Le CESE soutient largement le train de mesures sur la cybersécurité figurant dans la proposition que la Commission européenne a présentée au Conseil en septembre 2017, et souligne les mesures suivantes.

  • Un modèle européen de cybersécurité

La notion de cybersécurité est d'actualité dans le monde entier. Il s'agit d'un défi mondial: les attaques peuvent survenir n'importe où et viser des particuliers, organisations de la société civile, systèmes sociaux et secteurs économiques dans n'importe quel État membre. C'est pourquoi le CESE encourage l'UE à prendre les mesures nécessaires et adopter un modèle de résistance face à ces attaques au niveau européen.

«Selon un sondage Eurobaromètre spécialement consacré aux positions des Européens en matière de cybersécurité, 73 % des utilisateurs de l'internet s'inquiètent de l'efficacité des mesures mises en place par les hébergeurs de sites en vue de protéger leurs données personnelles en ligne et 65 % craignent que les pouvoirs publics ne puissent pas garantir la sécurité de ces données», a indiqué Pierre Jean Coulon, président de la section TEN. «La majorité des répondants craignent d'être victimes de différentes formes de cybercriminalité, et plus précisément de l'installation d'un logiciel malveillant sur leur appareil (69 %), d'une usurpation d'identité (69 %) ou d'une fraude à la carte bancaire et aux opérations bancaires en ligne (66 %).»

  • Une agence européenne de la cybersécurité aux compétences plus étendues

L'Agence de l'Union européenne chargée de la sécurité des réseaux et de l'information (ENISA) est un centre d'expertise en matière de cybersécurité en Europe. Elle est actuellement installée en Grèce. Le CESE estime qu'il convient de développer cette instance, de la rendre permanente et de la doter de moyens supplémentaires.
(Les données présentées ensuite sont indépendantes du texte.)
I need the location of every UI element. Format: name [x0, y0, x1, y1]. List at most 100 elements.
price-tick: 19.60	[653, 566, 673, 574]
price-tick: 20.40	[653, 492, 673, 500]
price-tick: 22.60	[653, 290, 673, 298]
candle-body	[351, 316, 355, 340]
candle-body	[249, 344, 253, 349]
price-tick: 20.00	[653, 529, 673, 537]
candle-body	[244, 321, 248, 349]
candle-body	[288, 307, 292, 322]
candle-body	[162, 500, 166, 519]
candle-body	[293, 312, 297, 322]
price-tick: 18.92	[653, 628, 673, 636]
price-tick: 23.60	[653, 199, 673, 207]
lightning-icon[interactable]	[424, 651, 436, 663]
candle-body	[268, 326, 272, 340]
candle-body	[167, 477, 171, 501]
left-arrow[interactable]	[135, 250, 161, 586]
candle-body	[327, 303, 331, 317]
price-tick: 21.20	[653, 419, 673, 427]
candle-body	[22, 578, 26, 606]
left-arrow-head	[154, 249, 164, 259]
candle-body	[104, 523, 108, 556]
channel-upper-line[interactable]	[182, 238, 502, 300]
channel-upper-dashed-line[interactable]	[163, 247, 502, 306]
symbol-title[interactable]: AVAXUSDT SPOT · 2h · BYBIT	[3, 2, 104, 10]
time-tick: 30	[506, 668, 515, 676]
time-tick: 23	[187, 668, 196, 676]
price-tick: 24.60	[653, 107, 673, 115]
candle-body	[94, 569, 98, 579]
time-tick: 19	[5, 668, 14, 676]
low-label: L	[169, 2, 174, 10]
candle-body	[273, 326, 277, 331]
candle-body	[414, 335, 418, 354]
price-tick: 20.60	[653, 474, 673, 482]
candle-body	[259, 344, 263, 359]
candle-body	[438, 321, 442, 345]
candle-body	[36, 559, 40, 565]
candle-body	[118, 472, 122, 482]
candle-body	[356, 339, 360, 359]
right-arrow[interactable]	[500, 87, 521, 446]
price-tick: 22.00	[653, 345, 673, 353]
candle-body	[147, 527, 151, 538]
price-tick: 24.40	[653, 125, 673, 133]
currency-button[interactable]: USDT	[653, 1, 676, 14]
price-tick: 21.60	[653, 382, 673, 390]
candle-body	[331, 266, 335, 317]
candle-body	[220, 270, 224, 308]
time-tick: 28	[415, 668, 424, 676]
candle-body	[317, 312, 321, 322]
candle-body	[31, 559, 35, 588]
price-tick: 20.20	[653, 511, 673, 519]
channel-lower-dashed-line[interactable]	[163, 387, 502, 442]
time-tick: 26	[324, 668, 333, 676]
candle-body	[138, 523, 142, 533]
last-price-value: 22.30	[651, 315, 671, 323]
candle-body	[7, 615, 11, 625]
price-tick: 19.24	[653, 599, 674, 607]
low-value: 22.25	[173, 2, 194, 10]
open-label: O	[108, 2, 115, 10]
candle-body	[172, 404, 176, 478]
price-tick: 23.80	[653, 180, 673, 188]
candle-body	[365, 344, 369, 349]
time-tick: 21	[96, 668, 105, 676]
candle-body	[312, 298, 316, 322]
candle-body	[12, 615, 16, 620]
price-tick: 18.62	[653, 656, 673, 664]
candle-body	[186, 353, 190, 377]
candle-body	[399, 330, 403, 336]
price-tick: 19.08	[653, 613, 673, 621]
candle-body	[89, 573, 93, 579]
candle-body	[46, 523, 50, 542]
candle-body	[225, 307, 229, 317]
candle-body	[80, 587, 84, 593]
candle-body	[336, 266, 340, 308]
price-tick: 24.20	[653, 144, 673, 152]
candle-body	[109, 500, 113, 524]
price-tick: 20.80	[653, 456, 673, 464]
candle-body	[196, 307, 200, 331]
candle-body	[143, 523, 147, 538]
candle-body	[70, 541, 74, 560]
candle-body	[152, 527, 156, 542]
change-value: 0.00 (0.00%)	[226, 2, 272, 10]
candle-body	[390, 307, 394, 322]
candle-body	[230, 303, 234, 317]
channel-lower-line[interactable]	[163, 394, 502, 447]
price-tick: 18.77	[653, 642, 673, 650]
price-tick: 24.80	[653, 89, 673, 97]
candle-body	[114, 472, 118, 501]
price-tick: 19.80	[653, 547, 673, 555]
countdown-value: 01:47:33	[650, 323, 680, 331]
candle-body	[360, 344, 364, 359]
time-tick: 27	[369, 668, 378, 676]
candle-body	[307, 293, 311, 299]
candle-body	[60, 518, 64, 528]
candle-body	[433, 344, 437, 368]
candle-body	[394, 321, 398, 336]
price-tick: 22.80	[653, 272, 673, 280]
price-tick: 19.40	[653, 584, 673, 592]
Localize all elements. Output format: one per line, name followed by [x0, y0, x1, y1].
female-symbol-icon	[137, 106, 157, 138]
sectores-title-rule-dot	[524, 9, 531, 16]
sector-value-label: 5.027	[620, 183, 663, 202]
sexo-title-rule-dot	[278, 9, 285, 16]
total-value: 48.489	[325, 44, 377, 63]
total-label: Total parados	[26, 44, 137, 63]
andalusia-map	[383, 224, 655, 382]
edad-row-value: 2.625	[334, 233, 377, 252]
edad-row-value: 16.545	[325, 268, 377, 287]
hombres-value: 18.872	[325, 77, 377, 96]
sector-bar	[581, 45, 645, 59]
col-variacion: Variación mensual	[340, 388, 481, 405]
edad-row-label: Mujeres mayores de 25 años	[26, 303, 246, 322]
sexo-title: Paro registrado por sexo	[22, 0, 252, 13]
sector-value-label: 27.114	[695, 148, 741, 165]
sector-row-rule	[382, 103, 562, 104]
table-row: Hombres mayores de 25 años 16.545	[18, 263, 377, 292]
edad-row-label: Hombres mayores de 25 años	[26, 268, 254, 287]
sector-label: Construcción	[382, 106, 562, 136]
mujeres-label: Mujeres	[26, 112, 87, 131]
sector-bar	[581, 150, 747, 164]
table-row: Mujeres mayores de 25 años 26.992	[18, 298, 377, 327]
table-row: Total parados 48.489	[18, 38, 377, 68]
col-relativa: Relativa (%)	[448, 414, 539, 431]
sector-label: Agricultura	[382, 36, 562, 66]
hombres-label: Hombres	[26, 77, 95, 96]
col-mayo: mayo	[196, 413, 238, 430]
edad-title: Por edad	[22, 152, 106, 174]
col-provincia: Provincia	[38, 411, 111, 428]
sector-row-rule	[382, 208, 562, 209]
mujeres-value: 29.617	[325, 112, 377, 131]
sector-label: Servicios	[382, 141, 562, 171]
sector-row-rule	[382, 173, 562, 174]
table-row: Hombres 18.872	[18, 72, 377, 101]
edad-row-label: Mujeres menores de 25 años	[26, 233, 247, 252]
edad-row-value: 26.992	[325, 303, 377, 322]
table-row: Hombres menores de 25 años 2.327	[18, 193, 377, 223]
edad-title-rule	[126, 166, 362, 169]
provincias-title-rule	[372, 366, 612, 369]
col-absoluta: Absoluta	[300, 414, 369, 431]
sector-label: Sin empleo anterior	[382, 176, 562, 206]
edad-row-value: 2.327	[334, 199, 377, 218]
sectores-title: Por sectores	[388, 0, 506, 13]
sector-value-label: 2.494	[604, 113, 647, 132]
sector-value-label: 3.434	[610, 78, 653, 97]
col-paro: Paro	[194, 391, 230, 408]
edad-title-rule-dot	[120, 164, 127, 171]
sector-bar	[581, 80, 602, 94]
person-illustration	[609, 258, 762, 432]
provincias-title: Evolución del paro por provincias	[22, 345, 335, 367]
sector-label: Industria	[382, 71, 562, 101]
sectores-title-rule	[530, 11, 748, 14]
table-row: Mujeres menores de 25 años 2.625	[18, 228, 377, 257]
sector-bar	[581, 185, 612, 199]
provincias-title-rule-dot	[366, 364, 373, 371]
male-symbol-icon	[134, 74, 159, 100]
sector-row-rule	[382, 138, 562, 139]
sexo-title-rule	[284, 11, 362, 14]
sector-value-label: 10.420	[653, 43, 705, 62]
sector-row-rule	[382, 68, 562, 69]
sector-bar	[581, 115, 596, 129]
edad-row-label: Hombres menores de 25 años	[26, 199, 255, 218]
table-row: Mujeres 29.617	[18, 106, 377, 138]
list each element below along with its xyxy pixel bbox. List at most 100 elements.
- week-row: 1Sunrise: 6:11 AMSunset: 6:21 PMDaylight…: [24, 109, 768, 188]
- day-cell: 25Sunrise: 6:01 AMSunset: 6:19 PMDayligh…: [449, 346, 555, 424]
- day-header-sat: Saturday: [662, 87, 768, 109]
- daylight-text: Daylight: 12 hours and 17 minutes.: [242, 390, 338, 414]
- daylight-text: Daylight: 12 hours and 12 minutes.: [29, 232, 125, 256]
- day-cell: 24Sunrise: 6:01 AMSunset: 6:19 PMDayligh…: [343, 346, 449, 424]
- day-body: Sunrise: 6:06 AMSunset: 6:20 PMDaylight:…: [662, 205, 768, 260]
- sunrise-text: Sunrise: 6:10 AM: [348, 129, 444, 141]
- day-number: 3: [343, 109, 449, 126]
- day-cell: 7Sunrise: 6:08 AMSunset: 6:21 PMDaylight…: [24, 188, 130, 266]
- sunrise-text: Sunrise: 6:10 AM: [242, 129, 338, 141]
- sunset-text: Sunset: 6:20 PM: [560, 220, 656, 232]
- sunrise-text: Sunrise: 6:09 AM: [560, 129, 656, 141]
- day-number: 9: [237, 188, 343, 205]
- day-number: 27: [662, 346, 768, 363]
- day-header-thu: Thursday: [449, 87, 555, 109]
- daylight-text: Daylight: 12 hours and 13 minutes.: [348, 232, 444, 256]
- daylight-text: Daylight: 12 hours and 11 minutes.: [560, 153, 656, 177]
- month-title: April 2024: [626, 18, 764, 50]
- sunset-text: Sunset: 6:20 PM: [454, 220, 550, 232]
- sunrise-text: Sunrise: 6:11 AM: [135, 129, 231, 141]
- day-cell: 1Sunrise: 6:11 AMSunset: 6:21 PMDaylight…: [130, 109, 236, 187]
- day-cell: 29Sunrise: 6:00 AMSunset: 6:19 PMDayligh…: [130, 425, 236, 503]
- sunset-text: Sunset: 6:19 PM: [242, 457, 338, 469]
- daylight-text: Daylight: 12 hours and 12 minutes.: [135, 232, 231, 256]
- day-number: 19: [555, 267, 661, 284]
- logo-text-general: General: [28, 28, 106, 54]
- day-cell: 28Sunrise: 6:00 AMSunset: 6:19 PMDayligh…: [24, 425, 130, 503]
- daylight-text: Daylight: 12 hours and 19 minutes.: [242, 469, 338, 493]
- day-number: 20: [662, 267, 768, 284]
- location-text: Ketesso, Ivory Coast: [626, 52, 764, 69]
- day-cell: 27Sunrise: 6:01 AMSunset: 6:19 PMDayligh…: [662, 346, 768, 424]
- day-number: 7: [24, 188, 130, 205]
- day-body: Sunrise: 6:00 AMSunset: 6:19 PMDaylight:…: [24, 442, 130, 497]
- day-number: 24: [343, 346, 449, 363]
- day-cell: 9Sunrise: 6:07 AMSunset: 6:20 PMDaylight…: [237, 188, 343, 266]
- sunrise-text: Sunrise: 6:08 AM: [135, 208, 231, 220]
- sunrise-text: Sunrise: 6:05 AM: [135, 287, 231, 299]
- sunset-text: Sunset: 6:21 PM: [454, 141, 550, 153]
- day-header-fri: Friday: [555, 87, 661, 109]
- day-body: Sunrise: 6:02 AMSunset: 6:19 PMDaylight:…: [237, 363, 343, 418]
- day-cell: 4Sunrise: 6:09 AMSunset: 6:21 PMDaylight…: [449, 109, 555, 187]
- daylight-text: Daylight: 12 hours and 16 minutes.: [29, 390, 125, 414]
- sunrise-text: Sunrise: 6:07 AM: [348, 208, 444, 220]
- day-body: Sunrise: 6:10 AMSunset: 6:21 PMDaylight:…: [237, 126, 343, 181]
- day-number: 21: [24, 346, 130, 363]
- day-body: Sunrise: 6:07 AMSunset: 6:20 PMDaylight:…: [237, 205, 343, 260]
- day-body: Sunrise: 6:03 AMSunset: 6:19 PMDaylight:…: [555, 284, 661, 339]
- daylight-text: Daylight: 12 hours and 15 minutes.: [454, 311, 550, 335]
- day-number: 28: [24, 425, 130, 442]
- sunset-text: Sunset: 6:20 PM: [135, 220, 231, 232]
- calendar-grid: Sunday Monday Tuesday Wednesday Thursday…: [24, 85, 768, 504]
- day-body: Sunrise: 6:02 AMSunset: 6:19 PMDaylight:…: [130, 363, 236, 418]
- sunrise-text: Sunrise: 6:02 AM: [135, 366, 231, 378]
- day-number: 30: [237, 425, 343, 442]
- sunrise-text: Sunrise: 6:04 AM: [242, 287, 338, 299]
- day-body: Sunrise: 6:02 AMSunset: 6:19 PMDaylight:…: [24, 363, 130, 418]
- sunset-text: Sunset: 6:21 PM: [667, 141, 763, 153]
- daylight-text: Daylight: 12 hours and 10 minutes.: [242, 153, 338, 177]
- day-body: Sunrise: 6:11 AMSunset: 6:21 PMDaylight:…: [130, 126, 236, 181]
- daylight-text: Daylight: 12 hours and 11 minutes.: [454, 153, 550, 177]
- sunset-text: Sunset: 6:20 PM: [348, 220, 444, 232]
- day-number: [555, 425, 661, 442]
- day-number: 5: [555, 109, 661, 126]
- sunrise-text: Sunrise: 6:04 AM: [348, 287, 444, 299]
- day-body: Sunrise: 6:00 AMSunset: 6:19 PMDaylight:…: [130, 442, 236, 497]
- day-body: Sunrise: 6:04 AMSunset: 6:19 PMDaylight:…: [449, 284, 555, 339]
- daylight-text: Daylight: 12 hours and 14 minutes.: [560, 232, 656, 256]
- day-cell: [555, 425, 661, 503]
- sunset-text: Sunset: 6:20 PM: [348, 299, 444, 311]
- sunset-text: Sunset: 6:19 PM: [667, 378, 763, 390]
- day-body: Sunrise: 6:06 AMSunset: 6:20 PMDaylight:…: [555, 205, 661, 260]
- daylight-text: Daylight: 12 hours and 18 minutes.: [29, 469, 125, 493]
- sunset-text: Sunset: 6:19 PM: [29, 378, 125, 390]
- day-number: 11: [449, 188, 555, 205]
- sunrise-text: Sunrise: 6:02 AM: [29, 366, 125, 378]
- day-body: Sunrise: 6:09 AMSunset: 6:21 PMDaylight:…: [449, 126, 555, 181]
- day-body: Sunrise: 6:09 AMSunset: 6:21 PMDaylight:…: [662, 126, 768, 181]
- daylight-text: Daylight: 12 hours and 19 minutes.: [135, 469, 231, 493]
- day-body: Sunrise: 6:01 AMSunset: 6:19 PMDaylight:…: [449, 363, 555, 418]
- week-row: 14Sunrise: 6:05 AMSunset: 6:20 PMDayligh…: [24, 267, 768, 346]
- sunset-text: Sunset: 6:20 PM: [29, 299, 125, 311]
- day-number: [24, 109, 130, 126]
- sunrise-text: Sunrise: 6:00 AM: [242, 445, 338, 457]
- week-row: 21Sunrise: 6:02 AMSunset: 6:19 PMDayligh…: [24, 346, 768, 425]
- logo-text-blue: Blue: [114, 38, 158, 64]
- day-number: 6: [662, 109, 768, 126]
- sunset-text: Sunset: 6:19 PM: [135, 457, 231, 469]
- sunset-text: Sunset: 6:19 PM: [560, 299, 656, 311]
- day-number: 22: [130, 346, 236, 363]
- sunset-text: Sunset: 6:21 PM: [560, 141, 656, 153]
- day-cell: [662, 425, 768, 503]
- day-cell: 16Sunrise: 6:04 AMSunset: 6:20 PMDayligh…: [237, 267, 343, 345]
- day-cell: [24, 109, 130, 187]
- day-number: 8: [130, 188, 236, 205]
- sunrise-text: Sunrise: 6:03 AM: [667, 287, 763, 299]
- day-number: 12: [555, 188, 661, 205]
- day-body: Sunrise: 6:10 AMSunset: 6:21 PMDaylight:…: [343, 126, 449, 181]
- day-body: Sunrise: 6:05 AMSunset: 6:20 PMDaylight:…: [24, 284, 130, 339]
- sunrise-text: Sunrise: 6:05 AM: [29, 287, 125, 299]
Son travail devrait se concentrer sur l'administration en ligne et les services universels (tels que la santé en ligne) ainsi que sur la prévention et la lutte contre le vol d'identité et la fraude en ligne.

«De nouvelles ressources devraient être allouées à l'ENISA afin de lui permettre de remplir son mandat et d'améliorer la sécurité du cyberespace européen», a indiqué Alberto Mazzola, ajoutant que «le CESE estime qu'il convient d'établir une solide base de compétences informatiques et d'améliorer l'hygiène informatique en mettant en place un programme de formation certifié par l'UE à l'intention des établissements du second degré et des professionnels. Nous pensons également qu'un marché unique numérique européen nécessiterait une interprétation uniforme des règles, et notamment une reconnaissance mutuelle entre États membres, et qu'un cadre de certification pourrait constituer une base commune minimale.»

  • Une certification européenne en matière de cybersécurité

Afin de garantir un niveau de sécurité élevé, le CESE recommande d'établir un cadre européen de certification en matière de cybersécurité, fondé sur une définition commune de la cybersécurité et des normes en matière de TIC à l'échelle de l'UE. Les services et produits en ligne pourraient ainsi être certifiés au moyen d'un système d'étiquetage adapté, afin d'améliorer la confiance des consommateurs.

Antonio Longo a déclaré qu'«il est important de renforcer la confiance des consommateurs, qui optent de plus en plus pour le paiement numérique dans le cadre du commerce électronique et diffusent leurs données à caractère personnel en ligne. Nous avons besoin d'un système de certification garantissant la cybersécurité des logiciels, par exemple au moyen d'un label reconnaissable, comme celui qui est actuellement utilisé pour les sites web et le «verrou» situé à côté de la barre d'adresse. En outre, il y a lieu d'étendre progressivement la connaissance des dangers existant dans le monde numérique et des instruments permettant d'éviter l'utilisation illicite des données à caractère personnel, tant au sein des écoles que dans le cadre de cours de formation destinés aux travailleurs.»

L'avis consacré à l'acte législatif sur la cybersécurité sera discuté et adopté lors de la session plénière du CESE en février 2018.